I do not believe in turning over a new leaf.
Let’s clarify that statement with a slightly embarrassing story. A few days before junior high began, I faced the mirror in my bathroom, determined to make the coming year different. I would be more social, more popular. I would connect, I would impress people, I would take my social anxiety and chuck it out of the window.
I would do all of this by having really cool bangs!
I have fine hair, which as a child of the eighties, put me at a major disadvantage. My hair stubbornly refuses to be bigger than it is. Ratting it with AquaNet and clenched teeth will produce volume for fifteen minutes; then it melts like snow. I could not live the Farah Fawcett dream.
In front of my mirror, I curled my bangs, sprayed them copiously with product, and decided to try coaxing them higher with my fingers.When I touched the wet hair, the wisps stuck together, making a kind of wire lattice.
I hadn’t intended that effect, but this was a day of experimentation. I looked at the result in the mirror. The bangs definitely called for attention. They weren’t big, but the lattice effect was certainly bold. I decided this hairstyle would change everything.
And that’s how I ended up attending junior high with what looked like concertina wire on my forehead. Let’s just say it did not remove my social anxiety.
Junior high was simply one example of me learning that fervent wishes to start fresh do not work. No matter what circumstances I showed up in, my old self shadowed me. I might go to college, or my first real job, or begin a spiritual discipline—but I was still awkward, unsure of myself, and alienated from everyone and myself. New leaves or no, I was still me.
“I wish I could be a different person,” I wailed to my husband one day, perhaps a year after we’d gotten married. Marriage (and later motherhood) was the latest in a series of new leaves that did not change my insides. Being a wife did not magically make me at ease with myself. Neither did (sorry, kids) having children.
All this to say that I am suspicious of new leaves. They are a sales pitch from a flinty-eyed con man. Whether it’s a birthday, a holiday, or any kind of milestone, I face new beginnings with my arms crossed over my chest, daring them to be different than today. There is no magical moment, no firm resolution that will suddenly make reality change.
(I’m super-fun at a New Years’ Eve party.)
But here’s the crazy thing: I am not a cynic. Not at all. In fact, even if I don’t believe in clean breaks or new leaves, I believe that resurrection is around every freaking corner.
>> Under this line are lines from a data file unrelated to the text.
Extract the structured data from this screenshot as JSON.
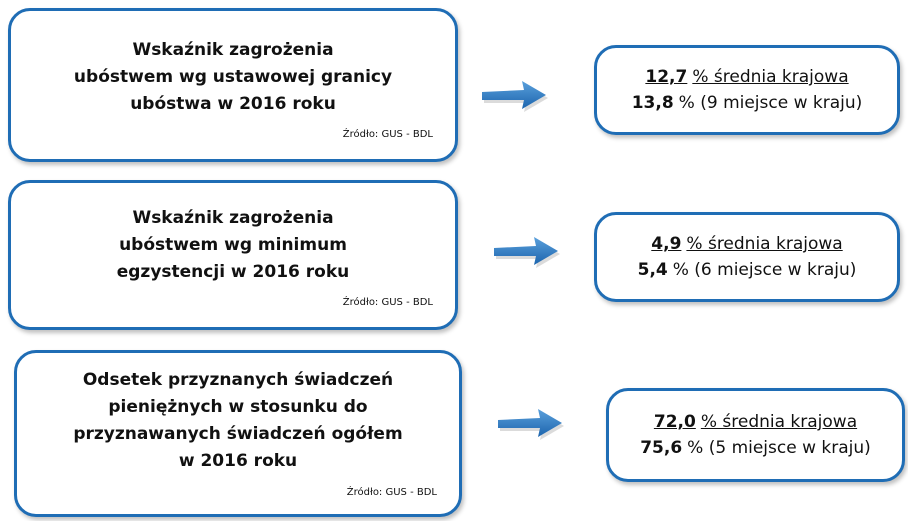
{
  "rows": [
    {
      "title_lines": [
        "Wskaźnik zagrożenia",
        "ubóstwem wg ustawowej granicy",
        "ubóstwa w 2016 roku"
      ],
      "source": "Źródło: GUS - BDL",
      "national_value": "12,7",
      "national_label": "% średnia krajowa",
      "regional_value": "13,8",
      "regional_label": "% (9 miejsce w kraju)"
    },
    {
      "title_lines": [
        "Wskaźnik zagrożenia",
        "ubóstwem wg minimum",
        "egzystencji w 2016 roku"
      ],
      "source": "Źródło: GUS - BDL",
      "national_value": "4,9",
      "national_label": "% średnia krajowa",
      "regional_value": "5,4",
      "regional_label": "% (6 miejsce w kraju)"
    },
    {
      "title_lines": [
        "Odsetek przyznanych świadczeń",
        "pieniężnych w stosunku do",
        "przyznawanych świadczeń ogółem",
        "w 2016 roku"
      ],
      "source": "Źródło: GUS - BDL",
      "national_value": "72,0",
      "national_label": "% średnia krajowa",
      "regional_value": "75,6",
      "regional_label": "% (5 miejsce w kraju)"
    }
  ]
}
I once thought that life change happened in one fell swoop, like turning a journal open to an empty page. Being blank, I could fill it in however I desired. I just had to figure out how.
Except wanting to be a different person and becoming one are two different things.
The problem was it was ME I wanted to turn over, not pages. I wanted to tip myself into a compost heap and hope that after a lengthy decomposition, a prize-winning pumpkin would emerge.
It was only when I healed my self-loathing that actual change occurred—slowly, with tiny steps and no blank pages in sight. Resurrection came in therapy and daily practices. It happened when I made art and accepted it as beautifully imperfect. It happened when I said no to things that shamed me. Resurrection snuck in when I was brave enough to wear a bold necklace and when I extended grace to my kids. It happened by setting small daily goals, and by sitting in silence before God instead of working harder.
In other words, I do not try to become someone new—I try to deepen my hold on the person God created me to be. Self-loathing and willpower get me nowhere. Self-acceptance and seeking God’s power change my life.
In the end, I do not need to turn over a new leaf because change can happen even when I’m not willing it. Change comes not from firm resolutions or dreaming of a whole new me—but by trusting the One who created me from dust.